Unauthorised item in the bagging area

Saturday, 6 March 2021

Unreal City

In 2013 Andrew Weatherall and author Michael Smith collaborated on a project called Unreal City. Smith, a Hartlepudlian, arrived in London in the mid 90s and drifted round parts of East London that had yet to be re- generated. In The Giro Playboy, a book published in 2006, and again in Unreal City he laments the loss of pubs and homes and communities to the forces of gentrification. In Unreal City the narrator, a broken down middle aged man living in a beach hut in Kent returns to London, walking the Thames estuary back to his old stomping grounds and sees everyone gone, the artists and painters and sculptors who used to live cheaply in rundown parts of the city. Smith's narrator is a flaneur, a person who strolls about and wanders the streets observing people and life. In the novel Smith describes London as both an outsider, a Yorkshireman, and as someone who had lived there for years and his love of London, it's streets and people, is evident- the novel rambles a bit, there is mood and texture rather than action and plot. Eventually the narrator heads to Paris and then back to London. It reads like listening to a stranger in a pub mid- afternoon, mid- week. 
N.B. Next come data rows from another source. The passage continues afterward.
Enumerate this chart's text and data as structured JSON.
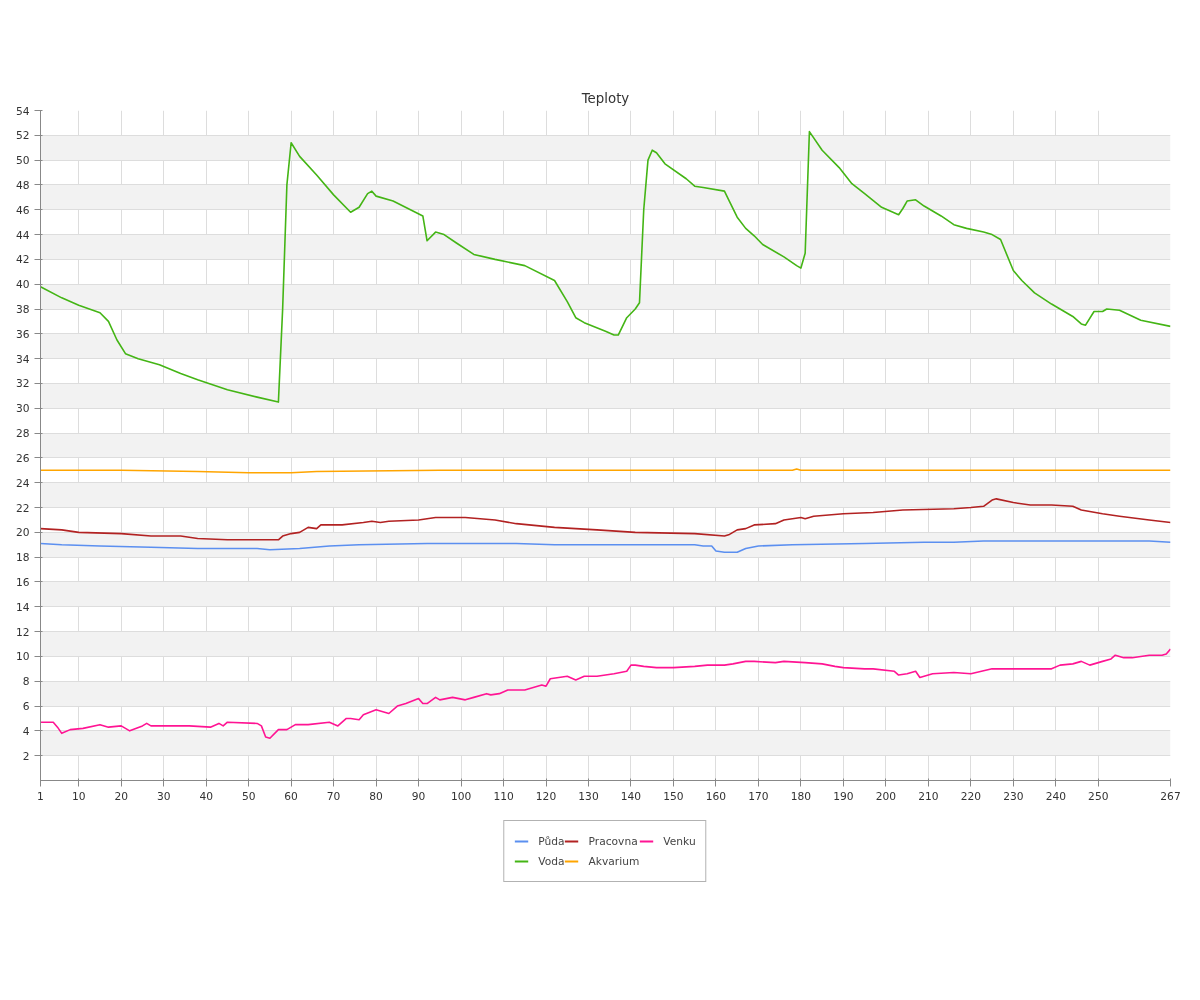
{
  "chart_data": {
    "type": "line",
    "title": "Teploty",
    "xlim": [
      1,
      267
    ],
    "xticks": [
      1,
      10,
      20,
      30,
      40,
      50,
      60,
      70,
      80,
      90,
      100,
      110,
      120,
      130,
      140,
      150,
      160,
      170,
      180,
      190,
      200,
      210,
      220,
      230,
      240,
      250,
      267
    ],
    "ylim": [
      0,
      54
    ],
    "yticks": [
      2,
      4,
      6,
      8,
      10,
      12,
      14,
      16,
      18,
      20,
      22,
      24,
      26,
      28,
      30,
      32,
      34,
      36,
      38,
      40,
      42,
      44,
      46,
      48,
      50,
      52,
      54
    ],
    "grid": true,
    "legend": "bottom",
    "line_style": "solid",
    "marker": "none",
    "series": [
      {
        "name": "Půda",
        "color": "#5b8ff0",
        "x": [
          1,
          6,
          15,
          27,
          38,
          52,
          55,
          62,
          69,
          76,
          92,
          113,
          122,
          155,
          157,
          159,
          160,
          162,
          165,
          167,
          170,
          178,
          195,
          209,
          216,
          223,
          227,
          262,
          267
        ],
        "values": [
          19.1,
          19.0,
          18.9,
          18.8,
          18.7,
          18.7,
          18.6,
          18.7,
          18.9,
          19.0,
          19.1,
          19.1,
          19.0,
          19.0,
          18.9,
          18.9,
          18.5,
          18.4,
          18.4,
          18.7,
          18.9,
          19.0,
          19.1,
          19.2,
          19.2,
          19.3,
          19.3,
          19.3,
          19.2
        ]
      },
      {
        "name": "Voda",
        "color": "#44b515",
        "x": [
          1,
          6,
          10,
          15,
          17,
          19,
          21,
          24,
          29,
          34,
          38,
          45,
          52,
          57,
          58,
          59,
          60,
          62,
          66,
          70,
          74,
          76,
          78,
          79,
          80,
          84,
          91,
          92,
          94,
          96,
          99,
          103,
          108,
          115,
          122,
          125,
          127,
          129,
          134,
          136,
          137,
          139,
          141,
          142,
          143,
          144,
          145,
          146,
          148,
          153,
          155,
          157,
          162,
          163,
          165,
          167,
          169,
          171,
          176,
          179,
          180,
          181,
          182,
          185,
          189,
          192,
          195,
          199,
          203,
          204,
          205,
          207,
          209,
          213,
          216,
          219,
          223,
          225,
          227,
          230,
          232,
          235,
          239,
          244,
          246,
          247,
          249,
          251,
          252,
          255,
          260,
          267
        ],
        "values": [
          39.8,
          38.9,
          38.3,
          37.7,
          37.0,
          35.5,
          34.4,
          34.0,
          33.5,
          32.8,
          32.3,
          31.5,
          30.9,
          30.5,
          38,
          48,
          51.4,
          50.3,
          48.8,
          47.2,
          45.8,
          46.2,
          47.3,
          47.5,
          47.1,
          46.7,
          45.5,
          43.5,
          44.2,
          44.0,
          43.3,
          42.4,
          42.0,
          41.5,
          40.3,
          38.6,
          37.3,
          36.9,
          36.2,
          35.9,
          35.9,
          37.3,
          38.0,
          38.5,
          46,
          50.0,
          50.8,
          50.6,
          49.7,
          48.5,
          47.9,
          47.8,
          47.5,
          46.8,
          45.4,
          44.5,
          43.9,
          43.2,
          42.2,
          41.5,
          41.3,
          42.5,
          52.3,
          50.8,
          49.4,
          48.1,
          47.3,
          46.2,
          45.6,
          46.1,
          46.7,
          46.8,
          46.3,
          45.5,
          44.8,
          44.5,
          44.2,
          44.0,
          43.6,
          41.1,
          40.3,
          39.3,
          38.4,
          37.4,
          36.8,
          36.7,
          37.8,
          37.8,
          38.0,
          37.9,
          37.1,
          36.6
        ]
      },
      {
        "name": "Pracovna",
        "color": "#b22222",
        "x": [
          1,
          6,
          10,
          20,
          27,
          34,
          38,
          45,
          55,
          57,
          58,
          60,
          62,
          64,
          66,
          67,
          72,
          77,
          79,
          81,
          83,
          90,
          94,
          101,
          108,
          113,
          122,
          132,
          141,
          155,
          162,
          163,
          165,
          167,
          169,
          174,
          176,
          180,
          181,
          183,
          190,
          197,
          204,
          216,
          220,
          223,
          225,
          226,
          230,
          234,
          239,
          244,
          246,
          251,
          255,
          262,
          267
        ],
        "values": [
          20.3,
          20.2,
          20.0,
          19.9,
          19.7,
          19.7,
          19.5,
          19.4,
          19.4,
          19.4,
          19.7,
          19.9,
          20.0,
          20.4,
          20.3,
          20.6,
          20.6,
          20.8,
          20.9,
          20.8,
          20.9,
          21.0,
          21.2,
          21.2,
          21.0,
          20.7,
          20.4,
          20.2,
          20.0,
          19.9,
          19.7,
          19.8,
          20.2,
          20.3,
          20.6,
          20.7,
          21.0,
          21.2,
          21.1,
          21.3,
          21.5,
          21.6,
          21.8,
          21.9,
          22.0,
          22.1,
          22.6,
          22.7,
          22.4,
          22.2,
          22.2,
          22.1,
          21.8,
          21.5,
          21.3,
          21.0,
          20.8
        ]
      },
      {
        "name": "Akvarium",
        "color": "#ffa500",
        "x": [
          1,
          20,
          38,
          50,
          60,
          66,
          95,
          100,
          178,
          179,
          180,
          267
        ],
        "values": [
          25.0,
          25.0,
          24.9,
          24.8,
          24.8,
          24.9,
          25.0,
          25.0,
          25.0,
          25.1,
          25.0,
          25.0
        ]
      },
      {
        "name": "Venku",
        "color": "#ff1493",
        "x": [
          1,
          4,
          5,
          6,
          8,
          11,
          15,
          17,
          20,
          22,
          25,
          26,
          27,
          31,
          36,
          41,
          43,
          44,
          45,
          52,
          53,
          54,
          55,
          57,
          59,
          61,
          64,
          69,
          71,
          73,
          74,
          76,
          77,
          80,
          83,
          85,
          87,
          90,
          91,
          92,
          94,
          95,
          98,
          101,
          103,
          106,
          107,
          109,
          111,
          113,
          115,
          119,
          120,
          121,
          125,
          127,
          129,
          132,
          136,
          139,
          140,
          141,
          143,
          146,
          150,
          155,
          158,
          159,
          162,
          164,
          167,
          169,
          174,
          176,
          181,
          185,
          188,
          190,
          195,
          197,
          202,
          203,
          205,
          207,
          208,
          211,
          216,
          220,
          225,
          234,
          239,
          241,
          244,
          246,
          248,
          251,
          253,
          254,
          256,
          258,
          262,
          265,
          266,
          267
        ],
        "values": [
          4.7,
          4.7,
          4.3,
          3.8,
          4.1,
          4.2,
          4.5,
          4.3,
          4.4,
          4.0,
          4.4,
          4.6,
          4.4,
          4.4,
          4.4,
          4.3,
          4.6,
          4.4,
          4.7,
          4.6,
          4.4,
          3.5,
          3.4,
          4.1,
          4.1,
          4.5,
          4.5,
          4.7,
          4.4,
          5.0,
          5.0,
          4.9,
          5.3,
          5.7,
          5.4,
          6.0,
          6.2,
          6.6,
          6.2,
          6.2,
          6.7,
          6.5,
          6.7,
          6.5,
          6.7,
          7.0,
          6.9,
          7.0,
          7.3,
          7.3,
          7.3,
          7.7,
          7.6,
          8.2,
          8.4,
          8.1,
          8.4,
          8.4,
          8.6,
          8.8,
          9.3,
          9.3,
          9.2,
          9.1,
          9.1,
          9.2,
          9.3,
          9.3,
          9.3,
          9.4,
          9.6,
          9.6,
          9.5,
          9.6,
          9.5,
          9.4,
          9.2,
          9.1,
          9.0,
          9.0,
          8.8,
          8.5,
          8.6,
          8.8,
          8.3,
          8.6,
          8.7,
          8.6,
          9.0,
          9.0,
          9.0,
          9.3,
          9.4,
          9.6,
          9.3,
          9.6,
          9.8,
          10.1,
          9.9,
          9.9,
          10.1,
          10.1,
          10.2,
          10.6
        ]
      }
    ]
  }
}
Michael Smith is a regular performer, doing readings of his work. At some point Andrew Weatherall and Smith met and a collaboration was hatched, Andrew and cohorts providing a musical backing for Smith reading parts of Unreal City in his distinctive, lugubrious, East Yorkshire tones. The music, written by Weatherall with Nina Walsh (with some accompaniment from Franck Alba on viola and E- Bow) is a series ambient pieces, drones and drawn out sounds, acoustic guitar parts appearing and then being swallowed up, ringing noises, drips and droplets of water and acres of echo and reverb, in places achingly beautiful, the perfect musical illustration of Smith's melancholy.

The paperback edition of Unreal City was published in 2013 and followed by a multi- media version- a loose leaf book with Andrew Weatherall's scribblings in the margins and some great pen and ink line drawings, a six track CD and a 10" single with a remix. It's a beautiful artefact, the sort of thing that shows love and care and attention to detail. Unfortunately if you don't own a copy, the ones at Discogs being offered for sale will set you back well over £100. The paperback can be found for under a fiver. 

I've put the seven tracks together as one continuous piece and uploaded at Mixcloud

  • Estuary Embers
  • The Bells Of Shoreditch
  • Water Music
  • The Deep Hum At The Heart Of It All
  • Lost
  • The Deep Hum At The Heart Of It All (Andrew Weatherall Remix)


Khayem said...

Thanks, Adam. I was overjoyed when the Mixcloud alert popped up as I logged on this morning and got to listen to this for the very first time. As you say, a secondhand physical copy of the CD & 10" is well beyond my financial reach, so thanks for sharing. It's even better than I imagined it would be.

drew said...

over 100 quid. I'm sure I didn't pay more than 20 quid for mine. More "grubby little opportunists"

Bermondsey Lido said...

Thank you very much for sharing this.